COS 102 / Week 06
Object-oriented programming
Classes and objects, the self parameter, and constructors. Bundling data with the behaviour that acts on it.
- Subjects
- Classes / Objects / Methods / Encapsulation
- Builds on
- Functions / Data types
Procedural programming puts functions at the centre. Object-oriented programming puts objects at the centre: bundles of data and the methods that act on that data, kept together as one unit.
Think of a class as the blueprint of a house, with all the details about floors, doors, and windows. The house you build from it is the object.

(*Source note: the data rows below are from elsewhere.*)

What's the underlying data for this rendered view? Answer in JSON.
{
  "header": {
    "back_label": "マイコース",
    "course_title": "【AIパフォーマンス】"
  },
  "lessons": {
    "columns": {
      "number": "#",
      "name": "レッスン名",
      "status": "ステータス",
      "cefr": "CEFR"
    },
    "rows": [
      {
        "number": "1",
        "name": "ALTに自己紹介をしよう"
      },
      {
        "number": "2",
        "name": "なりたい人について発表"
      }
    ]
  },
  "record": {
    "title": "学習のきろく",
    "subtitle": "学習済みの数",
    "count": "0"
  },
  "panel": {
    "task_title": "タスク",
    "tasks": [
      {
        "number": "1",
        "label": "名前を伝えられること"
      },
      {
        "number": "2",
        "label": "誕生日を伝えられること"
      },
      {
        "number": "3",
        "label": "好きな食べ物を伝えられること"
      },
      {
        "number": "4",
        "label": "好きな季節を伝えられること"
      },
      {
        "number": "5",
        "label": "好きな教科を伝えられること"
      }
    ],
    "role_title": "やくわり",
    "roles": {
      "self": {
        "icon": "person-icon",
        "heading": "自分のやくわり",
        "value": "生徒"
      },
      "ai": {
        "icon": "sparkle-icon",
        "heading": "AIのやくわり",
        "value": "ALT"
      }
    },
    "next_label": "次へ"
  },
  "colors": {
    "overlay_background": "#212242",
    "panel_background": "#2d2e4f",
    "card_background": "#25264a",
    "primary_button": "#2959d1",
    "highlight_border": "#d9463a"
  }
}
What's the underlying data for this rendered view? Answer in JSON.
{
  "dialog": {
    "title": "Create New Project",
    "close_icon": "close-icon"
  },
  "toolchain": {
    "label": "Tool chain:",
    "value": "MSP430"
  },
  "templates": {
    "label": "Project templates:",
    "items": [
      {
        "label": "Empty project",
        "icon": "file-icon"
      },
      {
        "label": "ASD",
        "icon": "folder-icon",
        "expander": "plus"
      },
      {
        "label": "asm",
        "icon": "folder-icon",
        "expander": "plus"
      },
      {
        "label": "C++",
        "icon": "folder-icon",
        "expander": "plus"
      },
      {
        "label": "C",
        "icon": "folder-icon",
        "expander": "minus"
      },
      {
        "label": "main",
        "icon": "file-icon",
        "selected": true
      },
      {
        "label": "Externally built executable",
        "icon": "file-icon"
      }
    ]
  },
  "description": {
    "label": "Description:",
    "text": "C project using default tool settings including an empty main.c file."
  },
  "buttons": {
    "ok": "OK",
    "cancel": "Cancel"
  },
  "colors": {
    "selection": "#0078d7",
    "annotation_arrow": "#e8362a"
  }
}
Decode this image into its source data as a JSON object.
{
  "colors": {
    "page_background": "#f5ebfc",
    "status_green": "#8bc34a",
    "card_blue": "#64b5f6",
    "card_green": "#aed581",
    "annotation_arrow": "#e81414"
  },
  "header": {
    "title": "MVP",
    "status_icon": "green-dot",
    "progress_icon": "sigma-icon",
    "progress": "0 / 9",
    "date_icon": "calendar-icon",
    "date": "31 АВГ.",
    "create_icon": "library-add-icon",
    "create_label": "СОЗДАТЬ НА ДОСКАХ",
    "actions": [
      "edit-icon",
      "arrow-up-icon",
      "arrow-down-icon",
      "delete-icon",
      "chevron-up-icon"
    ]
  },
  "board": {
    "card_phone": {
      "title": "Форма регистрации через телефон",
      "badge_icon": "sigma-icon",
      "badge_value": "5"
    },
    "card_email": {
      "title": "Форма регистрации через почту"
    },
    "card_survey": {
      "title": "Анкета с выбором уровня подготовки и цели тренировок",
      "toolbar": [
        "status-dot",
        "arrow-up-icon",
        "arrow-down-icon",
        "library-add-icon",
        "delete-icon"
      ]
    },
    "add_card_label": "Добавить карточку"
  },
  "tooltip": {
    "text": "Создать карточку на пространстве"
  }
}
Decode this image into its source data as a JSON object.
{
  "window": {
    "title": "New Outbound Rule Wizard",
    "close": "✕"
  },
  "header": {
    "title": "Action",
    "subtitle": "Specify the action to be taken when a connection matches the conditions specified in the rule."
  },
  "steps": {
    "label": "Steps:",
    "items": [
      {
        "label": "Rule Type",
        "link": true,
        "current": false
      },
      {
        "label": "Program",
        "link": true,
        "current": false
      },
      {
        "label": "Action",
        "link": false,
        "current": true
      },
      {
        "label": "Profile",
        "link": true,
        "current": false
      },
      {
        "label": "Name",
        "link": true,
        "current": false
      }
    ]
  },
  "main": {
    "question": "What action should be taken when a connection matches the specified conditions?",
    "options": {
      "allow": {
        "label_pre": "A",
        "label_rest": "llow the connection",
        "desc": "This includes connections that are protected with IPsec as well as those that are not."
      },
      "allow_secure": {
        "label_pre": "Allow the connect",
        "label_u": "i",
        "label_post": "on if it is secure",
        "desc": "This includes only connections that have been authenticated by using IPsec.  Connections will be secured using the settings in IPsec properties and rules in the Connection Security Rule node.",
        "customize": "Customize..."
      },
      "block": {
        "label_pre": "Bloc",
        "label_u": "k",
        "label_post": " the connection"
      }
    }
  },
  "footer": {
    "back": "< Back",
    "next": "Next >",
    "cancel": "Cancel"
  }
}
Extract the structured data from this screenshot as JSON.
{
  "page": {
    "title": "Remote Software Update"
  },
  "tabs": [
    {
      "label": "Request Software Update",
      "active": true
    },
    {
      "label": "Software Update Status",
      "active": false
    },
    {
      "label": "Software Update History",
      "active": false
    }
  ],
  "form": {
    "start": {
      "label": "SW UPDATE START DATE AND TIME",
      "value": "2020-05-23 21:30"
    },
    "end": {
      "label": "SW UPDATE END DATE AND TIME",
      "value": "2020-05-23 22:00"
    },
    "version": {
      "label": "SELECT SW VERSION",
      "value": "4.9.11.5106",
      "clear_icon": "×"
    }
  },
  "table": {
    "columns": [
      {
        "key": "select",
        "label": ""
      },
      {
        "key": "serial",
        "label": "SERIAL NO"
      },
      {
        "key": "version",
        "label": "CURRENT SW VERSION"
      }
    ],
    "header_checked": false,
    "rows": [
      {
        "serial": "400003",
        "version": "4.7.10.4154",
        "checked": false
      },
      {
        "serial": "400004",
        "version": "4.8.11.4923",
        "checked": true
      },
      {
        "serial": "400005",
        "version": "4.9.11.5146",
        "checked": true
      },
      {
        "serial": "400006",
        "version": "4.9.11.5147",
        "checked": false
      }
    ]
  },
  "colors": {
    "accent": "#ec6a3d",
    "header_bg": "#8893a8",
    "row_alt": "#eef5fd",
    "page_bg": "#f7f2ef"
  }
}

One blueprint, many houses, so one class, many objects.
The main ideas
- Class: the blueprint.
- Object: a thing built from the blueprint.
- Encapsulation: keeping data and its methods together.
- Inheritance: a class building on another.
- Polymorphism: the same call behaving correctly for different types.
This week we cover the first three; inheritance and polymorphism come next.
Classes
A class is created with the class keyword. Its variables are called
attributes and its functions are called methods.
class Parrot:
pass # an empty classA parrot object might have name, age, and colour as attributes, and
sing and dance as behaviour.
Objects
An object is an instance of a class. Defining the class only describes the shape; no storage is used until you create an object from it.
class Dog:
attr1 = "mammal" # class attributes
attr2 = "dog"
def fun(self):
print("I'm a", self.attr2)
print("I'm a", self.attr1)
rodger = Dog() # instantiate an object
rodger.fun() # call a method through the objectThe self parameter
self is the first parameter of every method and refers to the particular
object the method was called on. You do not pass it yourself; Python supplies
it. It is how a method reaches its own object's attributes. It plays the same
role as this in C++ or Java.
class Check:
def __init__(self):
print("Address of self =", id(self))
obj = Check()
print("Address of object =", id(obj)) # the same addressself is a convention, not a keyword, but always name it self so others can
read your code.
Constructors: the __init__ method
__init__ runs automatically the moment an object is created. It is where you
initialise the object's state, the same idea as a constructor in C++ or Java.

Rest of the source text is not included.